The government is also seeking funding to plug a deficit in its proposed 2017 budget from bilateral and multilateral partners. Currently the government is negotiating a $1.3bn loan from the World Bank and expects to get the remaining $400M of a $1bn credit from the African Development Bank. It also expects to raise the rest from lenders through international capital markets and commercial loans.

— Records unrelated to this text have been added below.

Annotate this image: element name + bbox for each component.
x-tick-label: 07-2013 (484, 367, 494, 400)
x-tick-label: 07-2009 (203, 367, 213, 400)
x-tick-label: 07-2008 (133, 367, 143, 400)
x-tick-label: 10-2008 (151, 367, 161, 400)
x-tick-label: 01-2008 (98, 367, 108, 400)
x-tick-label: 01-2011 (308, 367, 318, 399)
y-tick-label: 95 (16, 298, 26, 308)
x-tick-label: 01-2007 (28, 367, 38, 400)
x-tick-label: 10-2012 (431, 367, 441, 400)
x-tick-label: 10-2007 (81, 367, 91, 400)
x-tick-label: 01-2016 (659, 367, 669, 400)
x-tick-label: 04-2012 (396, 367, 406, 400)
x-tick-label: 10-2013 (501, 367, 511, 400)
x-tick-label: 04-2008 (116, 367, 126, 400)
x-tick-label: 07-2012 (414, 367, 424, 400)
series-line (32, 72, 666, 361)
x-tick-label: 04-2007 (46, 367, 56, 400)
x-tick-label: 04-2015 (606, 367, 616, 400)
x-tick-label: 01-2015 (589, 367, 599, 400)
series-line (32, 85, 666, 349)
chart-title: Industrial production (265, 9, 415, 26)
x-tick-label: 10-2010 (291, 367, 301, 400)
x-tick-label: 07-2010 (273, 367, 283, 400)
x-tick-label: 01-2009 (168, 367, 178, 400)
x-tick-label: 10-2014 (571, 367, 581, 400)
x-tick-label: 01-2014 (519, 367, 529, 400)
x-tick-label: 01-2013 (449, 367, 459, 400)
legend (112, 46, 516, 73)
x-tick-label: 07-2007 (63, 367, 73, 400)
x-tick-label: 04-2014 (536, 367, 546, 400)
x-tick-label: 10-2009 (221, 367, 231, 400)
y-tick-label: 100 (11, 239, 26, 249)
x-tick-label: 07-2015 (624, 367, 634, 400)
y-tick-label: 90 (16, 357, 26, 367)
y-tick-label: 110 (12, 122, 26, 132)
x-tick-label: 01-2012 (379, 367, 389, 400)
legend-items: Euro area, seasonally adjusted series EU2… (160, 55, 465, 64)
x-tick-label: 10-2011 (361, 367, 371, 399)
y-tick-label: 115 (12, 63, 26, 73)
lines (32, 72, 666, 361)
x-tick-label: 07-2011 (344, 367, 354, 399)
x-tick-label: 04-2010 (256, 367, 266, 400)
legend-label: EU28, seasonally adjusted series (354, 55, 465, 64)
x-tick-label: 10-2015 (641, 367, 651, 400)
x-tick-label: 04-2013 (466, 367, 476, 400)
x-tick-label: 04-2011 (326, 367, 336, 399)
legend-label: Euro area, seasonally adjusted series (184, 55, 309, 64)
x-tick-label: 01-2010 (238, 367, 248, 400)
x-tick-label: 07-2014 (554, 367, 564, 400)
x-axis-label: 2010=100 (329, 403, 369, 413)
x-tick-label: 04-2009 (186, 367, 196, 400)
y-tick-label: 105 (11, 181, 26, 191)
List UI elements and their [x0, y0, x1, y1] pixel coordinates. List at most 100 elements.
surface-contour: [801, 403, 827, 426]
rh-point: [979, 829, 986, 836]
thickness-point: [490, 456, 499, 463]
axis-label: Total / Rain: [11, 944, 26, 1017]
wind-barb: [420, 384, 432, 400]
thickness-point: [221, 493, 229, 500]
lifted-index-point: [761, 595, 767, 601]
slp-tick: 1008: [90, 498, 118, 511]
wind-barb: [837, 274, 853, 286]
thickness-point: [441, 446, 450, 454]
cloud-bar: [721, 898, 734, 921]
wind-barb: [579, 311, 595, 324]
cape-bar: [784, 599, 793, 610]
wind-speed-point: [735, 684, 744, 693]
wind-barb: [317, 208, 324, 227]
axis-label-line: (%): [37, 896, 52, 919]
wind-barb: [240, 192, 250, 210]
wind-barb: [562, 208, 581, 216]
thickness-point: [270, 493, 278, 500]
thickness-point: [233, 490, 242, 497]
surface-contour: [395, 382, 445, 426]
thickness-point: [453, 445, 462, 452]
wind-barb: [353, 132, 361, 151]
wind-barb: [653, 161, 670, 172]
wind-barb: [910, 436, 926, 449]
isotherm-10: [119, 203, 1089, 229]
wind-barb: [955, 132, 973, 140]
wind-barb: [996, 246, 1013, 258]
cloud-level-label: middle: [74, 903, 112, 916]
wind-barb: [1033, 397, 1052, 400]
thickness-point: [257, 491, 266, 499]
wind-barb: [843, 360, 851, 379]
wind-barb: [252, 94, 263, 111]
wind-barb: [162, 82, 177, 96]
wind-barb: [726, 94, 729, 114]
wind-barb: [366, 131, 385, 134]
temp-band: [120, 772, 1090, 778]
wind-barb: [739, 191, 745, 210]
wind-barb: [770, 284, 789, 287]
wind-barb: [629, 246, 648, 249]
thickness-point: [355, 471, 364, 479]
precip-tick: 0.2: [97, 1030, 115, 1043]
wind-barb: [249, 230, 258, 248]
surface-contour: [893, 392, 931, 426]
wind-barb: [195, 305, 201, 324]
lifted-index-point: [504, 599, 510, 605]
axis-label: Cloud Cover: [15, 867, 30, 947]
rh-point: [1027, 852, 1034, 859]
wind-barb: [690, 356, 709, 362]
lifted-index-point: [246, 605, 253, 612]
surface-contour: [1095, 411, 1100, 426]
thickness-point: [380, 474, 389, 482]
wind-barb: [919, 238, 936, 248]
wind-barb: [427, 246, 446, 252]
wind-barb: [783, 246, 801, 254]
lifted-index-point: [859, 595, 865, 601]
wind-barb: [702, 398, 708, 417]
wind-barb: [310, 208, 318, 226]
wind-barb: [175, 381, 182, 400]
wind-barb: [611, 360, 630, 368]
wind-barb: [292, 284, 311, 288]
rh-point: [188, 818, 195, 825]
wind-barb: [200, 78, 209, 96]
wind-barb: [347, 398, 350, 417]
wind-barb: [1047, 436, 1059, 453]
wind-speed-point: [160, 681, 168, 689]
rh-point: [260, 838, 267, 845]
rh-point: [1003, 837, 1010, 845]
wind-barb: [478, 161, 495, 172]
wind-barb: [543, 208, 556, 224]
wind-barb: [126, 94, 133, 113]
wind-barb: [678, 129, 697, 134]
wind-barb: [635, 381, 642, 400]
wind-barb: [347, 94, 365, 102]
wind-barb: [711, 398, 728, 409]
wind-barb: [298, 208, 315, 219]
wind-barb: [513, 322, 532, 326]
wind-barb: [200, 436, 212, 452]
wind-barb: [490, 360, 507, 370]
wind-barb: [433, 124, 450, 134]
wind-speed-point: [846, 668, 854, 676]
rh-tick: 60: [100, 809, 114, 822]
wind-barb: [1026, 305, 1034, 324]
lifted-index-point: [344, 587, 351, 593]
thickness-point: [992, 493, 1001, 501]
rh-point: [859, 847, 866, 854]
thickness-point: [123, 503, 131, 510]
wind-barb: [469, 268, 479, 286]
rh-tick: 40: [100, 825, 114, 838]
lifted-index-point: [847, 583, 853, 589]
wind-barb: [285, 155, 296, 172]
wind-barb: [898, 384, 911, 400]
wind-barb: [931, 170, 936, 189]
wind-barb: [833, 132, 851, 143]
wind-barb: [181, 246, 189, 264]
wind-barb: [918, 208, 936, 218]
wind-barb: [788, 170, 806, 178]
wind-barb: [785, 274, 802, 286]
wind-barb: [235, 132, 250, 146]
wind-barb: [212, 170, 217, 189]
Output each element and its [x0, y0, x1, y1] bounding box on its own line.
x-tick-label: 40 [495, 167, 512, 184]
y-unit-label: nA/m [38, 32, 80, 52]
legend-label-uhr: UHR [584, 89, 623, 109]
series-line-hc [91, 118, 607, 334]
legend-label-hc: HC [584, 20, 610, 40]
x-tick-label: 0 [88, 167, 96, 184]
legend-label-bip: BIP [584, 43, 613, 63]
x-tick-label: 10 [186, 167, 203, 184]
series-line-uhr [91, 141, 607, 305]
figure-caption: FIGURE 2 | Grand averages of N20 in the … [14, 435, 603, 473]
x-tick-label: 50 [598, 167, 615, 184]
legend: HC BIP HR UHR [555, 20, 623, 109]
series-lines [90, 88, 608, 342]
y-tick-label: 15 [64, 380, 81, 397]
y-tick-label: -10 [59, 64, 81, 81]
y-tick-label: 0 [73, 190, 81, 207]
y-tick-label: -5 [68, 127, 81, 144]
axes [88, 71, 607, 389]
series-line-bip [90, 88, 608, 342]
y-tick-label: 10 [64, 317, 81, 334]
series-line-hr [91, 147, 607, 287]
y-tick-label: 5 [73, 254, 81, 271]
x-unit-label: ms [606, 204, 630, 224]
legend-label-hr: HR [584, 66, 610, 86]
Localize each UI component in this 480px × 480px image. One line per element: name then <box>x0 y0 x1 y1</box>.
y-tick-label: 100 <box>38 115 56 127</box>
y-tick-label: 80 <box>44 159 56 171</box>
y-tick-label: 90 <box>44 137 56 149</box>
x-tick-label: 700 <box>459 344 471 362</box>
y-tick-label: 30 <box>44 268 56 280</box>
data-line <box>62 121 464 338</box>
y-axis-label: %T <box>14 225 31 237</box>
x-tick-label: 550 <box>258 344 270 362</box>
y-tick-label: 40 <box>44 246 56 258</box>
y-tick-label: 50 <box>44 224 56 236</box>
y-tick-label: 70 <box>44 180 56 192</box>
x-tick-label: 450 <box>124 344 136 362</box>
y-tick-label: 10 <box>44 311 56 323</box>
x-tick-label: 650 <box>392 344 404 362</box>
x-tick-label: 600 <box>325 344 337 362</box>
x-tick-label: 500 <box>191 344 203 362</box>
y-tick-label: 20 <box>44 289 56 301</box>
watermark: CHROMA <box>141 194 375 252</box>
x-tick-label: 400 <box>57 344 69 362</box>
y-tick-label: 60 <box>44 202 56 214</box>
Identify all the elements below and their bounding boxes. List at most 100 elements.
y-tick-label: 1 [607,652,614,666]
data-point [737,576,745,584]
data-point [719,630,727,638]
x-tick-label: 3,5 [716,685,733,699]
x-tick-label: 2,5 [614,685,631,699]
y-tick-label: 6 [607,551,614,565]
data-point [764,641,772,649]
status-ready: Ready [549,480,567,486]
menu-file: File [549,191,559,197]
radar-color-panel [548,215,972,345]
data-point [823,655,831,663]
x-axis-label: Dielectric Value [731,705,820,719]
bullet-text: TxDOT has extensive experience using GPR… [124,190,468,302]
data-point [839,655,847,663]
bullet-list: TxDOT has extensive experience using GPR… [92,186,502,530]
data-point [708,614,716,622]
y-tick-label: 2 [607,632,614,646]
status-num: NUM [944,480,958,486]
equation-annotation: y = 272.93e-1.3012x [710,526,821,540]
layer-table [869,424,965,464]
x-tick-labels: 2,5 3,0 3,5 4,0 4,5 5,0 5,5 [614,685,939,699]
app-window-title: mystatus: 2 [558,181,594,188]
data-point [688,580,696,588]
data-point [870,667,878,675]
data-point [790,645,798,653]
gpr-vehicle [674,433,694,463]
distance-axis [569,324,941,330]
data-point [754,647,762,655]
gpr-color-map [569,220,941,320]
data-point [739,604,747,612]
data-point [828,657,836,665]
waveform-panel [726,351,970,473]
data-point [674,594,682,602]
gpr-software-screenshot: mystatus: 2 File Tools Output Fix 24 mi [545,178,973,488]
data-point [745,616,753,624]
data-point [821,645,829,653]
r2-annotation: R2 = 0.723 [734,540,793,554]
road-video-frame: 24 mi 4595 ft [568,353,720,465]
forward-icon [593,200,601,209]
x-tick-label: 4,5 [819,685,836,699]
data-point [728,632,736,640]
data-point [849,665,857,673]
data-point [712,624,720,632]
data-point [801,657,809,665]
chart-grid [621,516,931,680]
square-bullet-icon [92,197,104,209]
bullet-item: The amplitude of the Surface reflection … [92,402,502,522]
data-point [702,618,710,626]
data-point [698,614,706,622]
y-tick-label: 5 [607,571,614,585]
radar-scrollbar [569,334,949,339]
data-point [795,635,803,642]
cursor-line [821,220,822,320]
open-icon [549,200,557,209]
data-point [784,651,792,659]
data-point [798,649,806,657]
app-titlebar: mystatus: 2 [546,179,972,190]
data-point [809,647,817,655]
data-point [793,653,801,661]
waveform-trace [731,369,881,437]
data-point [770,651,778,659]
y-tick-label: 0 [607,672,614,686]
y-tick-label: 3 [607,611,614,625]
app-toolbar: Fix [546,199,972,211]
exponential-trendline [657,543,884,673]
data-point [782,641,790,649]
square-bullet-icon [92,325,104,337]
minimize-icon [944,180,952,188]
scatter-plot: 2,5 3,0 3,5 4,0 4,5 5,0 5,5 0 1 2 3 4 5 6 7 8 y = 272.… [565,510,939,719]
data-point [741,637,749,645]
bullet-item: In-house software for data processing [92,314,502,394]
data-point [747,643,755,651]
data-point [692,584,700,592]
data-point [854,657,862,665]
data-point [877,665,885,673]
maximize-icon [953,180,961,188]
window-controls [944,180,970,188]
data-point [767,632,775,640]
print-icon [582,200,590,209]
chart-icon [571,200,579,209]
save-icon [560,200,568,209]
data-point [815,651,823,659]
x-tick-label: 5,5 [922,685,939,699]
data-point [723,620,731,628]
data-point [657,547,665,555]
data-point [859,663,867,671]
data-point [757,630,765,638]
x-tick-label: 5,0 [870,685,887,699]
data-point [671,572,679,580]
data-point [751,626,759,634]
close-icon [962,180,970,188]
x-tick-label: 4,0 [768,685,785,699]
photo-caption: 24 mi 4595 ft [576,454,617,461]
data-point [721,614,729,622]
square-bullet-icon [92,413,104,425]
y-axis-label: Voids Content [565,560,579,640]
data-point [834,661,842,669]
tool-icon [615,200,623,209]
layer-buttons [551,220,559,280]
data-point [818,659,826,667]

In late March 2017, the government issued a $500M Eurobond as part of the 2017 budget, after raising another $1bn Eurobond in February.

In summary, government initiatives to strengthen infrastructure along with the new budget and improvements in oil production should help renew investors’ confidence in the infrastructure construction sector that the government is serious about boosting infrastructure investment and getting the economy out of recession.

President Buhari has already approved the establishment of a Presidential Enabling Business Environment Council (PEBEC) to monitor the implementation of the ERGP, which is currently working with State Governments, Ministries, Departments and Agencies to improve company registration systems, tax payment, electricity connections, and construction permit systems and customs procedures.

Nevertheless, unifying the foreign exchange market should be the main priority if government is to restore market confidence and revive economic growth. The IMF has emphasised that stronger policies are needed to improve investor sentiment and has urged authorities to let the market be more involved in valuing the naira while tighter monetary policy and fiscal consolidation should help attract capital flows, improve liquidity and stabilise the currency.